Dans le camp de Wendou 2 – une extension de l’immense camp éponyme qui héberge à lui seul quelque 3 000 déplacés –, Hawa Mama avoue n’avoir « même plus la force de bouger ». « Même si c’est difficile ici, là-bas [dans les villages] c’est pire. On n’a pas d’autre choix que de rester ici. On n’a plus rien là-bas. On est venus ici, on est obligés de rester dans ces conditions », raconte cette quinquagénaire en fulfulde, la langue de l’ethnie peule, un pagne rouge enveloppant sa tête.

Kirissi Sawadogo a elle aussi fui son village de Lelly, dans la région du Sahel (Nord-Est), pour sauver sa vie. « C’est à cause de la situation que vit le pays. Ils sont venus dans notre village, ils nous ont menacés, ils ont volé notre bétail, ils ont tué des gens. C’est pour ça qu’on a dû fuir et qu’on est arrivés ici », explique-t-elle à l’Agence France-Presse (AFP) en effritant du tô brûlé, une pâte élaborée à partir de farine de mil.

Rarement nommés par les déplacés, ces hommes armés sont généralement des combattants djihadistes liés à Al-Qaida ou à l’Etat islamique (EI), qui terrorisent les populations par des attaques sanglantes depuis près de dix ans au Burkina Faso. La région du Sahel paie un lourd tribut : un quart des 2 millions de déplacés internes au Burkina Faso en sont originaires, selon des chiffres officiels de mars 2023 (qui n’ont pas été réactualisés depuis). Le camp de Wendou a même été attaqué en septembre 2023 et au moins huit déplacés ont été tués.

En début d’année, 85 % des écoles et 69 % des infrastructures sanitaires de la région du Sahel étaient fermées, d’après le Bureau de coordination des affaires humanitaires des Nations unies (OCHA). Selon un classement du Conseil norvégien pour les réfugiés (NRC) publié lundi 3 juin, le Burkina Faso vit la crise de déplacement la plus négligée au monde pour la deuxième année de suite. « Le Sahel est une région qui est systématiquement négligée », insiste Jan Egeland, secrétaire général du NRC, en visite dans les camps près de Dori à la fin de mai : « Et maintenant, en plus de ça, il y a une crise diplomatique et politique entre les donateurs en Occident et les nouveaux gouvernements militaires à travers le Sahel. »

Comme le Mali et le Niger, des pays voisins également en proie à des violences djihadistes, le Burkina Faso est gouverné par un régime militaire arrivé au pouvoir par un coup d’Etat en 2022 et dont les relations avec les puissances occidentales – en particulier la France – sont tumultueuses.

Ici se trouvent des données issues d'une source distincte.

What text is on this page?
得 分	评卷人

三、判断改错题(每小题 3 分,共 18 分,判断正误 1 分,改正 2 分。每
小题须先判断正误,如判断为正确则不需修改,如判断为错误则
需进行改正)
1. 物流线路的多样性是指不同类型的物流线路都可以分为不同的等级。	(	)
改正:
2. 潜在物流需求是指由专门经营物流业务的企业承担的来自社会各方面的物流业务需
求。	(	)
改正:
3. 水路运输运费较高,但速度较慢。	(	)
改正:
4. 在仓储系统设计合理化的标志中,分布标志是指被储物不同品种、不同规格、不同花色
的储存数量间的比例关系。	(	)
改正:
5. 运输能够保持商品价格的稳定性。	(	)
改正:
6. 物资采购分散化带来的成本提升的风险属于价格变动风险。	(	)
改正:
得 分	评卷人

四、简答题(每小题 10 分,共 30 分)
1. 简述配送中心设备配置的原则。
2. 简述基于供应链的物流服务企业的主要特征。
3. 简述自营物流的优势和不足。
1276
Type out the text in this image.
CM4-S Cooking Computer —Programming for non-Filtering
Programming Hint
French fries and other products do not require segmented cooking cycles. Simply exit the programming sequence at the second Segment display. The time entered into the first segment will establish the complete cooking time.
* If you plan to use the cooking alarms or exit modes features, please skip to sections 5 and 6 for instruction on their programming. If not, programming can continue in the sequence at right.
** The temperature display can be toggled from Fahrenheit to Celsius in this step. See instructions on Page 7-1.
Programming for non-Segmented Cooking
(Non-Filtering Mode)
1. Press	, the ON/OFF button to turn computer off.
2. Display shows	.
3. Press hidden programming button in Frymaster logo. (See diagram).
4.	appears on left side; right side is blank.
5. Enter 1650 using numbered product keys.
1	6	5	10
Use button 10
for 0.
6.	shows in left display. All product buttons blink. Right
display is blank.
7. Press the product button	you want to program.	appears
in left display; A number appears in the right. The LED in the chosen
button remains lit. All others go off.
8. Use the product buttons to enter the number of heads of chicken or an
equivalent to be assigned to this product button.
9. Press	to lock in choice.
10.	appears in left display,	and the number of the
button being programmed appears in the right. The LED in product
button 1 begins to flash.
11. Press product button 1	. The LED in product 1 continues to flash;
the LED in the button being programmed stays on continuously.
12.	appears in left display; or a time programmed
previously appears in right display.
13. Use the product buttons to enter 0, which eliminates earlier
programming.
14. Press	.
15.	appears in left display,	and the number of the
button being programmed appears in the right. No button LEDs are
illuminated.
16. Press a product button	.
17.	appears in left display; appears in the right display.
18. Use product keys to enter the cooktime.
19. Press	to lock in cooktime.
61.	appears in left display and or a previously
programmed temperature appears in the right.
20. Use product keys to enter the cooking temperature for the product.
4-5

Les autorités affirment régulièrement obtenir des victoires sur les djihadistes, mais les attaques se poursuivent et une partie du territoire reste hors de contrôle de l’armée.

Point névralgique

« Nous sommes juste là, sans rien, nous devons compter sur nous-mêmes pour survivre », déplore Amadou Dicko, arrivé il y a six mois avec sa famille à Torodi, un autre camp près de Dori, où le paysage de désolation est le même qu’à Wendou. Pour gagner quelques milliers de francs CFA, certains hommes font de l’orpaillage illégal dans les alentours malgré les risques sécuritaires.

Assise sur une natte à même le sol, dans un abri d’environ 3 mètres carrés fait de secco (une palissade végétale), de bois et de bâches, Aissetou Amadou est arrivée au même moment. Avec sa famille, elle a dû fuir son village, situé près de Gorgadji, menacée par des « hommes armés ». « Ce sont les enfants qui essayent de rapporter à manger. Hier ils ont pu rapporter deux kilos de riz [acheté en ville]. On a cuisiné la moitié dans la soirée et le reste ce matin », dit-elle, sans savoir quand sera possible le prochain ravitaillement.

Grande ville du nord-est du Burkina Faso proche de la route nationale 3 (RN 3) qui mène à Ouagadougou, Dori est un point névralgique pour l’approvisionnement de la région. Mais si l’aide humanitaire pour les besoins essentiels parvient par les airs grâce aux vols du Programme alimentaire mondial (PAM), les vivres, l’essence et les intrants agricoles passent encore par la route, sous escorte de l’armée.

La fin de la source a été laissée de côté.